Y es aquí donde aparece el desafío de comenzar a practicar una democracia más participativa. No hay razones para no consultar más a los ciudadanos ni crear los espacios digitales donde estos expresen sus ideas y aspiraciones. Las redes están llamadas a entregar información oportuna, seria y entendible desde dos ámbitos: las ideas que se estén manejando en la asamblea constituyente y las políticas públicas que el Estado ponga en marcha para entregar protecciones y apoyos en la crisis. Cabe usar todo el espectro de herramientas digitales en este nuevo proceso, ellas pueden permitir a la autoridad escuchar las demandas ciudadanas, explicar las políticas que se están tomando por parte del Estado y propiciar la construcción de un diálogo más transversal y horizontal entre las instituciones políticas y la sociedad. A través de ellas se pueden observar los principales focos de carencia económica y concentrar ahí los esfuerzos que se hagan.

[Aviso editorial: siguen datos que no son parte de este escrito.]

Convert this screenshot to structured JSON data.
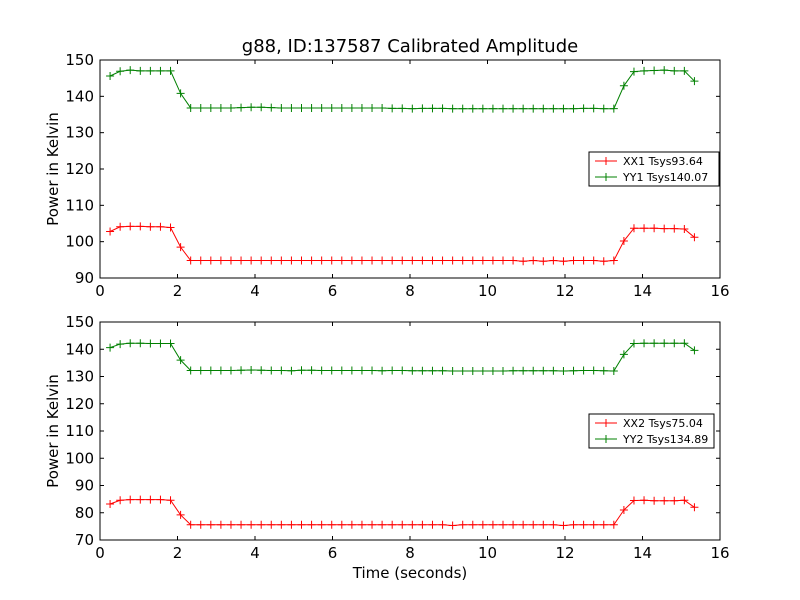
{
  "chart_data": [
    {
      "type": "line",
      "title": "g88, ID:137587 Calibrated Amplitude",
      "xlabel": "",
      "ylabel": "Power in Kelvin",
      "xlim": [
        0,
        16
      ],
      "ylim": [
        90,
        150
      ],
      "xticks": [
        0,
        2,
        4,
        6,
        8,
        10,
        12,
        14,
        16
      ],
      "yticks": [
        90,
        100,
        110,
        120,
        130,
        140,
        150
      ],
      "grid": false,
      "legend_position": "center-right",
      "x": [
        0.26,
        0.52,
        0.78,
        1.04,
        1.3,
        1.56,
        1.82,
        2.08,
        2.34,
        2.6,
        2.86,
        3.12,
        3.38,
        3.64,
        3.9,
        4.16,
        4.42,
        4.68,
        4.94,
        5.2,
        5.46,
        5.72,
        5.98,
        6.24,
        6.5,
        6.76,
        7.02,
        7.28,
        7.54,
        7.8,
        8.06,
        8.32,
        8.58,
        8.84,
        9.1,
        9.36,
        9.62,
        9.88,
        10.14,
        10.4,
        10.66,
        10.92,
        11.18,
        11.44,
        11.7,
        11.96,
        12.22,
        12.48,
        12.74,
        13.0,
        13.26,
        13.52,
        13.78,
        14.04,
        14.3,
        14.56,
        14.82,
        15.08,
        15.34
      ],
      "series": [
        {
          "name": "XX1 Tsys93.64",
          "color": "#ff0000",
          "values": [
            102.8,
            104.1,
            104.2,
            104.2,
            104.1,
            104.1,
            103.9,
            98.5,
            94.8,
            94.8,
            94.8,
            94.8,
            94.8,
            94.8,
            94.8,
            94.8,
            94.8,
            94.8,
            94.8,
            94.8,
            94.8,
            94.8,
            94.8,
            94.8,
            94.8,
            94.8,
            94.8,
            94.8,
            94.8,
            94.8,
            94.8,
            94.8,
            94.8,
            94.8,
            94.8,
            94.8,
            94.8,
            94.8,
            94.8,
            94.8,
            94.8,
            94.6,
            94.8,
            94.6,
            94.8,
            94.6,
            94.8,
            94.8,
            94.8,
            94.6,
            94.8,
            100.2,
            103.7,
            103.7,
            103.7,
            103.6,
            103.6,
            103.5,
            101.2
          ]
        },
        {
          "name": "YY1 Tsys140.07",
          "color": "#008000",
          "values": [
            145.6,
            146.9,
            147.2,
            147.0,
            147.0,
            147.0,
            147.0,
            140.8,
            136.8,
            136.8,
            136.8,
            136.8,
            136.8,
            136.9,
            137.0,
            137.0,
            136.9,
            136.8,
            136.8,
            136.8,
            136.8,
            136.8,
            136.8,
            136.8,
            136.8,
            136.8,
            136.8,
            136.8,
            136.7,
            136.7,
            136.6,
            136.7,
            136.7,
            136.7,
            136.6,
            136.6,
            136.6,
            136.6,
            136.6,
            136.6,
            136.6,
            136.6,
            136.6,
            136.6,
            136.6,
            136.6,
            136.6,
            136.7,
            136.7,
            136.6,
            136.6,
            142.9,
            146.8,
            147.0,
            147.1,
            147.2,
            147.0,
            147.0,
            144.2
          ]
        }
      ]
    },
    {
      "type": "line",
      "title": "",
      "xlabel": "Time (seconds)",
      "ylabel": "Power in Kelvin",
      "xlim": [
        0,
        16
      ],
      "ylim": [
        70,
        150
      ],
      "xticks": [
        0,
        2,
        4,
        6,
        8,
        10,
        12,
        14,
        16
      ],
      "yticks": [
        70,
        80,
        90,
        100,
        110,
        120,
        130,
        140,
        150
      ],
      "grid": false,
      "legend_position": "center-right",
      "x": [
        0.26,
        0.52,
        0.78,
        1.04,
        1.3,
        1.56,
        1.82,
        2.08,
        2.34,
        2.6,
        2.86,
        3.12,
        3.38,
        3.64,
        3.9,
        4.16,
        4.42,
        4.68,
        4.94,
        5.2,
        5.46,
        5.72,
        5.98,
        6.24,
        6.5,
        6.76,
        7.02,
        7.28,
        7.54,
        7.8,
        8.06,
        8.32,
        8.58,
        8.84,
        9.1,
        9.36,
        9.62,
        9.88,
        10.14,
        10.4,
        10.66,
        10.92,
        11.18,
        11.44,
        11.7,
        11.96,
        12.22,
        12.48,
        12.74,
        13.0,
        13.26,
        13.52,
        13.78,
        14.04,
        14.3,
        14.56,
        14.82,
        15.08,
        15.34
      ],
      "series": [
        {
          "name": "XX2 Tsys75.04",
          "color": "#ff0000",
          "values": [
            83.2,
            84.6,
            84.8,
            84.8,
            84.8,
            84.8,
            84.6,
            79.2,
            75.6,
            75.6,
            75.6,
            75.6,
            75.6,
            75.6,
            75.6,
            75.6,
            75.6,
            75.6,
            75.6,
            75.6,
            75.6,
            75.6,
            75.6,
            75.6,
            75.6,
            75.6,
            75.6,
            75.6,
            75.6,
            75.6,
            75.6,
            75.6,
            75.6,
            75.6,
            75.3,
            75.6,
            75.6,
            75.6,
            75.6,
            75.6,
            75.6,
            75.6,
            75.6,
            75.6,
            75.6,
            75.3,
            75.6,
            75.6,
            75.6,
            75.6,
            75.6,
            81.0,
            84.5,
            84.6,
            84.4,
            84.4,
            84.4,
            84.6,
            82.0
          ]
        },
        {
          "name": "YY2 Tsys134.89",
          "color": "#008000",
          "values": [
            140.6,
            141.9,
            142.2,
            142.2,
            142.1,
            142.1,
            142.1,
            136.0,
            132.2,
            132.2,
            132.2,
            132.2,
            132.2,
            132.3,
            132.4,
            132.3,
            132.2,
            132.2,
            132.1,
            132.3,
            132.3,
            132.2,
            132.2,
            132.2,
            132.2,
            132.2,
            132.2,
            132.1,
            132.2,
            132.2,
            132.1,
            132.1,
            132.1,
            132.1,
            132.0,
            132.0,
            132.0,
            132.0,
            132.0,
            132.0,
            132.1,
            132.1,
            132.1,
            132.1,
            132.1,
            132.0,
            132.1,
            132.2,
            132.2,
            132.1,
            132.0,
            138.1,
            142.1,
            142.2,
            142.2,
            142.2,
            142.2,
            142.2,
            139.6
          ]
        }
      ]
    }
  ]
}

Debemos darnos cuenta de que ello es parte de los tiempos. En esta América Latina donde los gobiernos olvidaron la extensa tradición del diálogo permanente entre los presidentes, la pandemia generó desde los espacios académicos, políticos y de la sociedad civil una inesperada práctica de “integración latinoamericana digital”. Ya se tornó habitual el encuentro en plataformas como Zoom de economistas, líderes femeninas, dirigentes políticos, excancilleres, líderes juveniles, expresidentes, diplomáticos, representantes sociales, funcionarios internacionales. Y en todos esos foros domina una idea: queremos otra democracia. Más claro aún: es esencial una democracia nueva, capaz de acoger las demandas ciudadanas del siglo XXI. Pero lo nuevo, por cierto, se hace también mirando la historia y asumiendo tantos esfuerzos y luchas por llegar a este momento. Las voces del pasado y del presente deben converger para construir desde la experiencia un mejor futuro democrático. Por ello, es inaceptable excluir a aquellos que en el pasado lucharon para llegar a este momento donde se construirá un nuevo orden institucional.

Las ideas están, las urgencias son nítidas. No se puede esperar ni un día más para construir, aquí y allá, un país más solidario, más justo y en el que todos seamos iguales en dignidad.